Llegó la hora del brindis, la hora en que las burbujas de las copas pelean y se reconcilian para luego morir en una garganta festiva; es justo el momento que precede a los abrazos y decir “¡Feliz Navidad!”.

Y todo va bien en la cena (ya saben, estas historias siempre tienen un pero) hasta que la prima amargada que estudió en colegio católico hace la impertinente pregunta: ¿y tú, qué festejas si eres ateo? (Léase el ateo como cuando un juez celestial condena a un inocente al fuego eterno del infierno).

Y aunque tiendo mas al paganismo que al ateísmo, para mi familia estoy ya condenado a las llamas eternas por mi apostasía que me ha causado mas cuestionamientos que si fuera un criminal (ya sabe usted, en este país se puede ser criminal pero sí se declara guadalupano, todo se le perdona).

Cuando yo era más joven, solía intentar explicar que en realidad la Navidad no es una festividad de origen cristiano, sino que se remontan a los inicios de la civilización y que todas las culturas antiguas celebran el solsticio de invierno; que ya los romanos festejaban en diciembre la Saturnalia y el Natalis Solis Invictis y todo era muy parecido a nuestras posadas y Navidad contemporánea. Pero para la prima amargada no hay argumento que valga: soy el diablo encarnado y me pide que me aleje de sus hijos, no los vaya a contaminar con mis ideas y mi música satánica de rock.

Aun sigue espantada porque le contaron que uno de mis mejores amigos fue a reclamar a un colegio nórdico -donde tiene inscritos a sus hijos- porque pese a que le habían prometido que su educación sería no-religiosa, un diciembre les enseñaron unos villancicos alabando a Dios. El director del colegio tuvo que admitir que el reclamo de mi amigo era justo y desde entonces quitaron la palabra Dios de los villancicos. Eso fue todo un escándalo en el pueblo y para mi prima eso era la misma representación del mal.

Pero eso es nada comparado con lo que le hizo una tía a otro amigo una nochebuena hace ya varios años. Dicha tía, que en su juventud vivió la vida loca, un día a ver a un Jesús sangrado en un crucifijo sintió tal culpa (ya sabe, la culpa es el eje del negocio del cristianismo en todas sus vertientes) que se arrepintió de haber sido feliz y se entregó a la fe cristiana.

Desde entonces, cada semana iba a la casa a tratar de convertirlo pero sus esfuerzos fueron en vano. Por cada cita bíblica, mi amigo le respondía con una de Nietzsche: ”Dios está muerto”, le decía y se iba enfurecida. Por cada “Dios te ilumine” suyo, él reviraba con un “y que Quetzalcóatl la acompañe”.

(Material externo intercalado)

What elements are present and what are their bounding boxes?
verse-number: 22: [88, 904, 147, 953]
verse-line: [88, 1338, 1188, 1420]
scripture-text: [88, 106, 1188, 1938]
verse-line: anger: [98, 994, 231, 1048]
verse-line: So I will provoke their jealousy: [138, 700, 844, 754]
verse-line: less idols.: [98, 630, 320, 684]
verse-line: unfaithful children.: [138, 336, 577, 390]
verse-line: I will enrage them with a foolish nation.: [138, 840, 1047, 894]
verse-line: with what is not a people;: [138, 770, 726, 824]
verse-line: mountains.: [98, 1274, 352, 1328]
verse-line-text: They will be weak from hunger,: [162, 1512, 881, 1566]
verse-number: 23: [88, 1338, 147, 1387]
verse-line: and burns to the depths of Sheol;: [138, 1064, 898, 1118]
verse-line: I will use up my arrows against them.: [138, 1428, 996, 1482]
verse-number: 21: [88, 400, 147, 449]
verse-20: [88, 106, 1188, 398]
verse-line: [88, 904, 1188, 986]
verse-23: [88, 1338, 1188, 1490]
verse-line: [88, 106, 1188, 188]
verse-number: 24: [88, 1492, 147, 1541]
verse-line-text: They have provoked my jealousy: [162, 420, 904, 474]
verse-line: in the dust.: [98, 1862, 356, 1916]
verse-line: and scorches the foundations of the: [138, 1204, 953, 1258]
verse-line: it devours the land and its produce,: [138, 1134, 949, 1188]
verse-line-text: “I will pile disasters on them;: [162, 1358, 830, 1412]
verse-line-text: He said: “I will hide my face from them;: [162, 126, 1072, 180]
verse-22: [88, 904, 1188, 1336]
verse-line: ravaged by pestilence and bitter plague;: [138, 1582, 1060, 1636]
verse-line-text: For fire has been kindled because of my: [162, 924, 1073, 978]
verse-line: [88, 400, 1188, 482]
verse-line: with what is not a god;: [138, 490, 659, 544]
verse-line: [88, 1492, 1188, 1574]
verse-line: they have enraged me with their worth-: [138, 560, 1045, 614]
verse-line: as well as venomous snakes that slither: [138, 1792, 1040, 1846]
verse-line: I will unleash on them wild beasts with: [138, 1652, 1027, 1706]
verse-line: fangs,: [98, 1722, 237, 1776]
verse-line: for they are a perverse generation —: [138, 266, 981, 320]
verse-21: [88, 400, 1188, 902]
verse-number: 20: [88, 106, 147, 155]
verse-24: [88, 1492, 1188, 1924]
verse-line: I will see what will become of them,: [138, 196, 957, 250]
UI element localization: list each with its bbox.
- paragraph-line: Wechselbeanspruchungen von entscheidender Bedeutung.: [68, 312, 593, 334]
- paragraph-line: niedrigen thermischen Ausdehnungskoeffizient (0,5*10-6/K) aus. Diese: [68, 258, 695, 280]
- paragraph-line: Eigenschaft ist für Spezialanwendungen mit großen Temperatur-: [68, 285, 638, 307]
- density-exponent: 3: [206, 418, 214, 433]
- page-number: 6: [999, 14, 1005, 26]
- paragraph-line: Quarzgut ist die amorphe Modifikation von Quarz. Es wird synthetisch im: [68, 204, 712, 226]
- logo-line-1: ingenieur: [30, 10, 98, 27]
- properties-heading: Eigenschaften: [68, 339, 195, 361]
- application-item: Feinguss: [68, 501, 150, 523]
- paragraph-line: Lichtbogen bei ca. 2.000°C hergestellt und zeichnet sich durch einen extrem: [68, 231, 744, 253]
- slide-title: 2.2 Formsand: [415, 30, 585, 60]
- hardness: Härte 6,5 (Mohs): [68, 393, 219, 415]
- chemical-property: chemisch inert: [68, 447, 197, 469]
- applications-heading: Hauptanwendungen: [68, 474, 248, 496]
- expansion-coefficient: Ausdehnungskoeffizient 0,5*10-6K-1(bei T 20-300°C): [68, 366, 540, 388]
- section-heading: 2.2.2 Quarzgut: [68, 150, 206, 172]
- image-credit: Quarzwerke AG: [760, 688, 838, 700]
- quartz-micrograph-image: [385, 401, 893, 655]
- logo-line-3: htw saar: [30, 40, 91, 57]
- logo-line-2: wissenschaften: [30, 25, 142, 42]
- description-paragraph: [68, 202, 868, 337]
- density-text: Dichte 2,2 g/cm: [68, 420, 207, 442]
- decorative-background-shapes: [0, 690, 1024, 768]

Toda su fe y rencor los guardó para una nochebuena de luna llena, como esta. Fue a su casa para desearle una Feliz Navidad pero apenas pisó el tapete que decía Bienvenido, la tía lo bañó con agua bendita: “arrepiéntete y cree en el evangelio” gritaba. “No sabía qué hacer, si enojarme o reírme, sólo le dije: Feliz Navidad y me fui”, cuenta asombrado mientras dice la anécdota.

¿Y qué festejo este día? Independientemente de que no crea en un dios redentor, me parece admirable que en una fecha la religión monoteísta que ha matado a millones en nombre de su deidad, un día al año se detenga para desear felicidad al prójimo: eso ya me parece digno de festejarse.

Y que eso sirva para ver a mis seres queridos reunidos celebrando y disfrutando de una cena, ya es motivo suficiente para brindar, ese es el verdadero festejo. Así que mientras escucho a John Lennon cantar que la guerra ha terminado en Navidad, yo también les deseo una Feliz Navidad, o feliz Natalicio del Sol Invicto o el nombre que quieran usar. ¡Felices fiestas!